The AI trade that powered markets for two years cracked on Friday. A blowout jobs report — 172,000 additions versus 80,000 expected — shattered the Fed-rate-cut narrative and triggered the worst Nasdaq session since April 2025. Semiconductor stocks alone lost $1.3 trillion in market value. The S&P 500 fell 2.64%, snapping a nine-week winning streak. The VIX surged 40 percent. Gold, bitcoin, and bonds all sold off simultaneously. This was not a routine pullback.
The PHLX Semiconductor Index plunged more than 10 percent, its steepest single-day decline in over six years. Broadcom, whose weak third-quarter chip guidance ignited the rout on Thursday, extended losses with another 7.9 percent drop — bringing its two-day slide to nearly 20 percent. Nvidia fell 6 percent, erasing over $300 billion in market capitalization. Micron tumbled 13 percent, Marvell collapsed 17 percent, and AMD shed 11 percent. A popular exchange-traded fund tracking memory-chip stocks sank 15 percent.
The total equity wipeout across the semiconductor sector alone approached $1.3 trillion. Across all risk assets, roughly $1.7 trillion was erased. Ross Mayfield, investment strategist at Baird, characterized the move as the inevitable consequence of a parabolic advance: “You’re pricing in basically perfection, and the Broadcom results are an example of that. It doesn’t take a lot to spark a reversal.”
Jobs Report Inverts the Rate Script
The Bureau of Labor Statistics reported 172,000 nonfarm payrolls added in May — more than double the consensus estimate of 80,000. The unemployment rate held at 4.3 percent. For a market that had been pricing in multiple rate cuts through year-end, the data was a wrecking ball. The CME FedWatch tool now shows a 43 percent probability of a rate hike by December, up from 26 percent just one month ago. Some models peg the figure as high as 67 percent.
The 10-year Treasury yield climbed to 4.54 percent, up from 4.47 percent before the release, as bond traders abandoned the easing thesis. Higher rates compress the present value of future earnings — the very foundation upon which elevated AI-stock valuations rest. James McCann, senior economist at Edward Jones, summarized the shift: “The data confirms that Fed easing is off the table this year, and markets continue to worry that the next move could be a hike.”
The inflation backdrop is complicated further by the oil-price spike tied to the Iran conflict.
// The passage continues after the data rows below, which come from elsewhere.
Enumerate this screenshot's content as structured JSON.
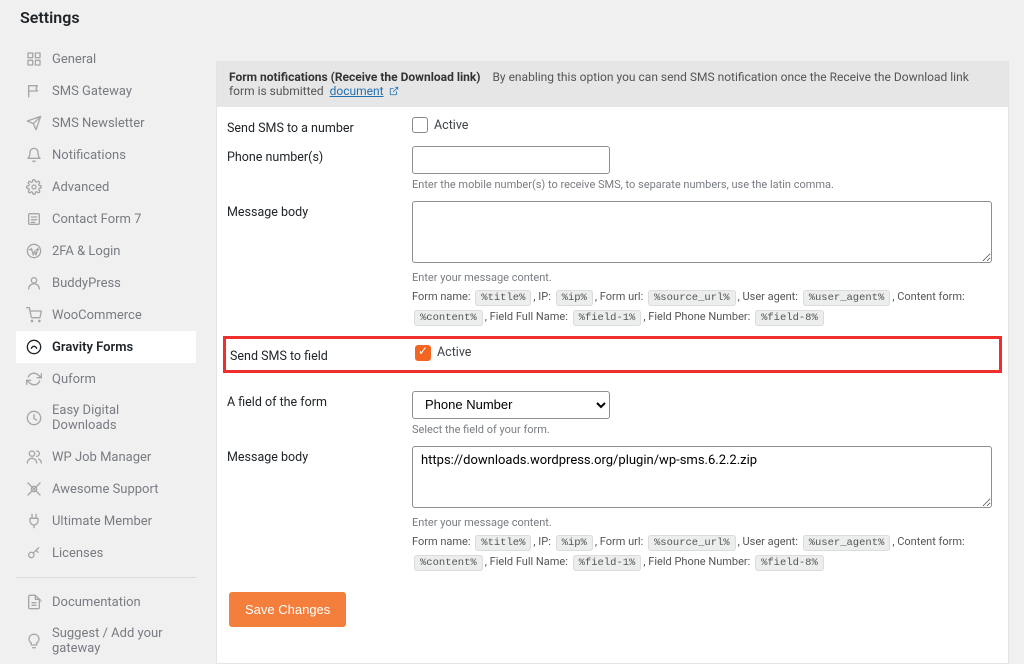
{
  "page_title": "Settings",
  "sidebar": {
    "items": [
      {
        "label": "General",
        "icon": "general"
      },
      {
        "label": "SMS Gateway",
        "icon": "flag"
      },
      {
        "label": "SMS Newsletter",
        "icon": "send"
      },
      {
        "label": "Notifications",
        "icon": "bell"
      },
      {
        "label": "Advanced",
        "icon": "gear"
      },
      {
        "label": "Contact Form 7",
        "icon": "form"
      },
      {
        "label": "2FA & Login",
        "icon": "wp"
      },
      {
        "label": "BuddyPress",
        "icon": "buddy"
      },
      {
        "label": "WooCommerce",
        "icon": "cart"
      },
      {
        "label": "Gravity Forms",
        "icon": "gravity",
        "active": true
      },
      {
        "label": "Quform",
        "icon": "refresh"
      },
      {
        "label": "Easy Digital Downloads",
        "icon": "edd"
      },
      {
        "label": "WP Job Manager",
        "icon": "job"
      },
      {
        "label": "Awesome Support",
        "icon": "support"
      },
      {
        "label": "Ultimate Member",
        "icon": "plug"
      },
      {
        "label": "Licenses",
        "icon": "key"
      }
    ],
    "bottom": [
      {
        "label": "Documentation",
        "icon": "doc"
      },
      {
        "label": "Suggest / Add your gateway",
        "icon": "bulb"
      }
    ]
  },
  "section_header": {
    "title": "Form notifications (Receive the Download link)",
    "desc": "By enabling this option you can send SMS notification once the Receive the Download link form is submitted",
    "link": "document"
  },
  "rows": {
    "send_to_number_label": "Send SMS to a number",
    "phone_label": "Phone number(s)",
    "phone_hint": "Enter the mobile number(s) to receive SMS, to separate numbers, use the latin comma.",
    "msg1_label": "Message body",
    "msg1_hint": "Enter your message content.",
    "send_to_field_label": "Send SMS to field",
    "field_label": "A field of the form",
    "field_selected": "Phone Number",
    "field_hint": "Select the field of your form.",
    "msg2_label": "Message body",
    "msg2_value": "https://downloads.wordpress.org/plugin/wp-sms.6.2.2.zip",
    "msg2_hint": "Enter your message content.",
    "active_label": "Active",
    "active1_checked": false,
    "active2_checked": true
  },
  "placeholders": {
    "form_name": "Form name:",
    "form_name_tag": "%title%",
    "ip": "IP:",
    "ip_tag": "%ip%",
    "form_url": "Form url:",
    "form_url_tag": "%source_url%",
    "user_agent": "User agent:",
    "user_agent_tag": "%user_agent%",
    "content_form": "Content form:",
    "content_form_tag": "%content%",
    "field_full_name": "Field Full Name:",
    "field_full_name_tag": "%field-1%",
    "field_phone": "Field Phone Number:",
    "field_phone_tag": "%field-8%"
  },
  "save_button": "Save Changes"
}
A strong labor market gives the Fed even less room to look past supply-side price pressures — and new Chair Kevin Warsh faces a delicate first meeting.
Crypto and Gold Join the Selloff
Bitcoin cratered below $60,000 for the first time since October 2024, falling more than 5 percent on the session and more than 17 percent on the week. The drop accelerated after Strategy, the largest corporate bitcoin holder, disclosed it had sold some of its holdings for the first time since 2022 — a signal that shook already-fragile sentiment. Crypto-related equities dropped between 6.5 and 11 percent.
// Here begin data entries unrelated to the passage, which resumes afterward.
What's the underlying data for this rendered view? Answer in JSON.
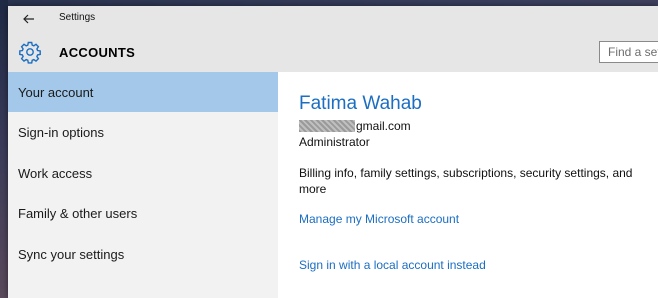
{
  "window": {
    "title": "Settings"
  },
  "header": {
    "section_title": "ACCOUNTS",
    "search_placeholder": "Find a setting"
  },
  "sidebar": {
    "items": [
      {
        "label": "Your account",
        "selected": true
      },
      {
        "label": "Sign-in options",
        "selected": false
      },
      {
        "label": "Work access",
        "selected": false
      },
      {
        "label": "Family & other users",
        "selected": false
      },
      {
        "label": "Sync your settings",
        "selected": false
      }
    ]
  },
  "account": {
    "name": "Fatima Wahab",
    "email_visible": "gmail.com",
    "role": "Administrator",
    "billing_text": "Billing info, family settings, subscriptions, security settings, and more",
    "manage_link": "Manage my Microsoft account",
    "local_link": "Sign in with a local account instead"
  },
  "colors": {
    "accent": "#1b6ec2",
    "selected_bg": "#a3c8ea",
    "sidebar_bg": "#f2f2f2",
    "header_bg": "#e6e6e6"
  },
  "icons": {
    "back": "back-arrow-icon",
    "settings": "gear-icon"
  }
}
Gold, the traditional haven, also buckled. The metal fell more than 3.5 percent, effectively erasing its year-to-date gains, as higher real yields undermined the appeal of a non-yielding asset. The simultaneous decline across equities, bonds, crypto, and gold marked a rare across-the-board deleveraging event — the kind of session where there is nowhere to hide and forced selling begets more forced selling.
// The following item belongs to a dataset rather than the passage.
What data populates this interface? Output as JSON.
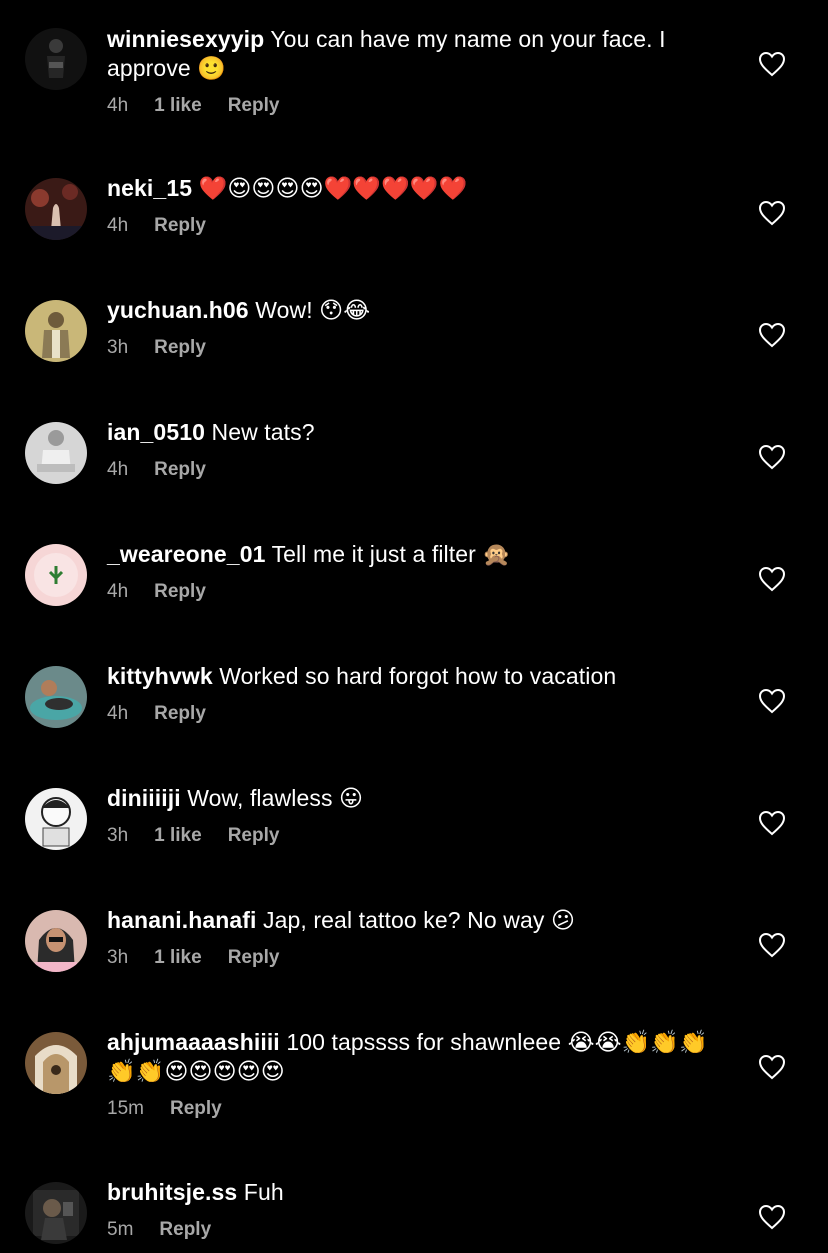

Magnificent Seven Loses Its Luster
Every stock in the Magnificent Seven cohort closed lower. Tesla and Nvidia each fell more than 6 percent. Meta dropped 5.5 percent after reports it is seeking to raise equity to fund its AI infrastructure buildout — a move that would dilute shareholders and signals the staggering capital requirements of the AI arms race. Alphabet had already raised $85 billion earlier in the week. The market’s willingness to fund that arms race at any price has been the engine of the rally. Friday was the day that engine stalled.
The Dow, with lighter tech exposure, fell a comparatively modest 695 points, or 1.35 percent. The divergence between the Dow and the Nasdaq — roughly 280 basis points — was one of the widest in recent memory, underscoring how concentrated the carnage was in the growth and semiconductor complex.
Markets face a consequential week ahead. US-China trade talks are scheduled for London. The ECB meets on June 11 with a 90 percent probability of a rate hike. Fed Chair Warsh’s first post-meeting press conference looms. After Friday’s repricing, every data point — CPI, PPI, jobless claims — will be scrutinized for signs that the economy is either overheating or cracking. The AI trade may recover. But the era of pricing in perfection is over.